Postado por: Edison Fernandes Seção: Contabilidade, Societário – Valor Econômico – 13/08/2014 às 10h54.
Estamos tão à flor da pele que qualquer beijo de novela nos faz chorar – como diria Zeca Baleiro. A repercussão da carta enviada pelo Banco Santander a alguns de seus correntistas provocou paixões: de um lado, os que condenaram os profissionais do banco por uma análise econômica quase eleitoral. De outro, os que vieram, depois, a condenar a punição a esses profissionais por terem expressado a sua opinião.
A irracionalidade provocada por essa postura de nós contra eles, digna de uma pelada de solteiros contra casados, é bastante prejudicial em um país que se pretende democrático. Tal postura, se não corrigida, pode prejudicar até as informações que as empresas devem prestar ao mercado e à sociedade.
Destaco um exemplo que pode ser simbólico dessa situação: a constituição de provisão para devedores duvidosos, a famosa PDD, como foi recentemente regulamentada em Londres (pelo International Accounting Standards Board – Iasb, responsável por editar os International Financial Reporting Standards – IFRS).
No recente divulgado IFRS 9, o padrão internacional de contabilidade passou a determinar que o reconhecimento contábil da inadimplência deixe de ser meramente retrospectivo e seja prospectivo. Em outras palavras: as empresas deverão registrar nas suas demonstrações financeiras não só a inadimplência incorrida, ou seja, os títulos a receber já vencidos e não pagos, como também uma estimativa de inadimplência futura.

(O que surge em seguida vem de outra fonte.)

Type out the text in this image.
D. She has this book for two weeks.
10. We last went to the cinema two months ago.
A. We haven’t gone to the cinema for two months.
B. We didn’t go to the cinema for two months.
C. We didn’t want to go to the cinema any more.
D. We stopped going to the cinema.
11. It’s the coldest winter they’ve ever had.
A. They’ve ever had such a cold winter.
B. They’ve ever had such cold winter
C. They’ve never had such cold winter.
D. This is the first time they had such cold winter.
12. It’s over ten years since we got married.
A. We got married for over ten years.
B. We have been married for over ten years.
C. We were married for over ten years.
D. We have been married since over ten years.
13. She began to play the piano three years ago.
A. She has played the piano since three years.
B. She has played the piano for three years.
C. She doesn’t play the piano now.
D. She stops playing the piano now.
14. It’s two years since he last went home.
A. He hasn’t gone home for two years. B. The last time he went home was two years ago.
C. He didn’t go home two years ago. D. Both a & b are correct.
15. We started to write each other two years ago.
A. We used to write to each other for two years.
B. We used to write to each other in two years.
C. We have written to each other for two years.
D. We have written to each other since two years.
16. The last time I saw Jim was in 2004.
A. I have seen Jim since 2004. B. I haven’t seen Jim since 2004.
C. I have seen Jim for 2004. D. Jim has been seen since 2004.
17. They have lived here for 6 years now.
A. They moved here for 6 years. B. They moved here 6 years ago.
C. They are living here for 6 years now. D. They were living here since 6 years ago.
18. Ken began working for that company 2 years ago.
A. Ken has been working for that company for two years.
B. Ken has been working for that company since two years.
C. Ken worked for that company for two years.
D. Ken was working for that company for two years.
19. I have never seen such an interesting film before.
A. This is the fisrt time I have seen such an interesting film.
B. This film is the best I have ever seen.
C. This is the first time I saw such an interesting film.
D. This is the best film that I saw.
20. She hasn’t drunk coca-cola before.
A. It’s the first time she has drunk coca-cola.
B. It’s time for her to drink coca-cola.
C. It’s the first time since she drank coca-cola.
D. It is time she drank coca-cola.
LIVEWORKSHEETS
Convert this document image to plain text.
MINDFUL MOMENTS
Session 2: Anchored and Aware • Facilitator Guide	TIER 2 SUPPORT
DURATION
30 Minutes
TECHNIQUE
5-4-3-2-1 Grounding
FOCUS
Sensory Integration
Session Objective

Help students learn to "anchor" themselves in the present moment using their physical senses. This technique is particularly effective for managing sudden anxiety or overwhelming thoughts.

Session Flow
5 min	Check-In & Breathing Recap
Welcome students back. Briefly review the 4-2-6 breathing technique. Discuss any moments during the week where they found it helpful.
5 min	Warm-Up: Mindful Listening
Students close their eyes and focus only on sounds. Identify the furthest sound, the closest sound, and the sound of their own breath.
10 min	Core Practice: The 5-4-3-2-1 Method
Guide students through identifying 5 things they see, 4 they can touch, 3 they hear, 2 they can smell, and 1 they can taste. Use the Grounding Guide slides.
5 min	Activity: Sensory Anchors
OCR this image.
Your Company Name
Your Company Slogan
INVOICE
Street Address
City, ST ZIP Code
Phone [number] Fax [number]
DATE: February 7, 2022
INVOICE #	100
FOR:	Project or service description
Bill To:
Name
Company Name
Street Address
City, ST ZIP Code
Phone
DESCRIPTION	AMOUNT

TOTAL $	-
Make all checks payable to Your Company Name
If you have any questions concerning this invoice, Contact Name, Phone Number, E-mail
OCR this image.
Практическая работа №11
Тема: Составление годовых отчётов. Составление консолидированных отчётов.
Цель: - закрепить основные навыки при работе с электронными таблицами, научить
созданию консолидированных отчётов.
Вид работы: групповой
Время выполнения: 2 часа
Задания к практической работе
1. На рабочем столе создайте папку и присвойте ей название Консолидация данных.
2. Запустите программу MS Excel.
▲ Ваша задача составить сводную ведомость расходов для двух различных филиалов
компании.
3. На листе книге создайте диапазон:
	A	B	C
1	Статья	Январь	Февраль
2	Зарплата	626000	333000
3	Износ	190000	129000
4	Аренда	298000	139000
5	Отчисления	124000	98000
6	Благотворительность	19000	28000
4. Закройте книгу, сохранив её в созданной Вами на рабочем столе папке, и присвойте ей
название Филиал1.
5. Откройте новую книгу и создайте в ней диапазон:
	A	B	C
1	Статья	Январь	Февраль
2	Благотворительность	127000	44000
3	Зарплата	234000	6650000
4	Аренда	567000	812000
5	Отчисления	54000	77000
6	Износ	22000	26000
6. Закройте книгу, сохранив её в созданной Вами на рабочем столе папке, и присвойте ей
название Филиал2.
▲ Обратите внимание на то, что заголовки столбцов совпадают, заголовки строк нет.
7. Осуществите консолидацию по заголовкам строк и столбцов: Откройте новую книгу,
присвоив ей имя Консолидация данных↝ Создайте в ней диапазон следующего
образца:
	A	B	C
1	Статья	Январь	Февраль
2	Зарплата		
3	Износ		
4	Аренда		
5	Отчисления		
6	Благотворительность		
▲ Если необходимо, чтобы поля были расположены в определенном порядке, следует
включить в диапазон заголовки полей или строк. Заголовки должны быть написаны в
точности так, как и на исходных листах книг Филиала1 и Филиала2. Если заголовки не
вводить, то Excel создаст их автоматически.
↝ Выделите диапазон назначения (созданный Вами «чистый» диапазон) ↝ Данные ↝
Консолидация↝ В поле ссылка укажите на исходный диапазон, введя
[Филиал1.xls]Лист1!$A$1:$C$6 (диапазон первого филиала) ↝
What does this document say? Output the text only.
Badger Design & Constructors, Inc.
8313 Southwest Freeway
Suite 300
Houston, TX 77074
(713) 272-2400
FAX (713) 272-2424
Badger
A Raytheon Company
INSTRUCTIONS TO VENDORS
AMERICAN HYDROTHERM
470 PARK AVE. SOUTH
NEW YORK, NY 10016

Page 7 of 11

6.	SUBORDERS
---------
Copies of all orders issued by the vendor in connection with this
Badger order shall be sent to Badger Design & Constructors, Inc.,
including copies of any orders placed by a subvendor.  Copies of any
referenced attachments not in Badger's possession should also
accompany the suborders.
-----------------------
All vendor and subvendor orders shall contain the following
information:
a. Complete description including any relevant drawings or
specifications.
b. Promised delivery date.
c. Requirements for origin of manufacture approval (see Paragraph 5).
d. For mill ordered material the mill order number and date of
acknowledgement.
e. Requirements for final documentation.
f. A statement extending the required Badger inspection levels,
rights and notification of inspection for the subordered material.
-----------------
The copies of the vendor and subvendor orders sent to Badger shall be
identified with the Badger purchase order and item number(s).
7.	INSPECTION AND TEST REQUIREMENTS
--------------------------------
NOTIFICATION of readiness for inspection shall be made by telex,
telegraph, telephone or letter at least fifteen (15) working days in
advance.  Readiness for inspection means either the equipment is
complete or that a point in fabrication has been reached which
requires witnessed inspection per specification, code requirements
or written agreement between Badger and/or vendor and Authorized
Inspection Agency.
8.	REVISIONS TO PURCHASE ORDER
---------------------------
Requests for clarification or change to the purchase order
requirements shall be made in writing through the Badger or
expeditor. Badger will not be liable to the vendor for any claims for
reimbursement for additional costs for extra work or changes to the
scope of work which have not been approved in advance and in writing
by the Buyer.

Considerando que uma estimativa de inadimplência futura decorre de uma análise da conjuntura econômica do mercado, a empresa atual, a sua administração, inevitavelmente, deverá tomar posição sobre a perspectiva de inflação, de oferta de crédito, do desemprego e de outros fatores que possam influenciar no poder de pagamento dos seus clientes.
Nesse contexto, imagine que uma determinada companhia aberta, atuante na área do varejo de média e baixa renda, divulgue suas demonstrações financeiras nas quais é informada uma inadimplência significativa, em virtude de os seus executivos projetarem um cenário ruim para a economia no curto prazo. Essa companhia será acusada de ser contra o governo?
Ou, de maneira diferente, outra companhia informa uma inadimplência irrelevante, próxima de zero, porque seus executivos acreditam que o pior da crise econômica já passou e que as medidas macroeconômicas adotadas pelo governo seriam suficientes para garantir o poder de pagamento dos seus clientes. Essa demonstração financeira terá sua publicação vedada pelo Tribunal Regional Eleitoral sob o argumento de que seria peça publicitária do governo?
Existem várias interferências eleitorais dos agentes de mercado que devem ser punidas, e punidas de maneira exemplar, como é o caso do abuso do poder econômico e da compra de votos – com dinheiro, bens ou favores. Acontece que manifestar opinião sobre a conjuntura econômica é uma prerrogativa inalienável dos analistas, institucionais ou independentes, que não devem ser condenadas, ainda que, por acaso, contrarie interesses eleitorais.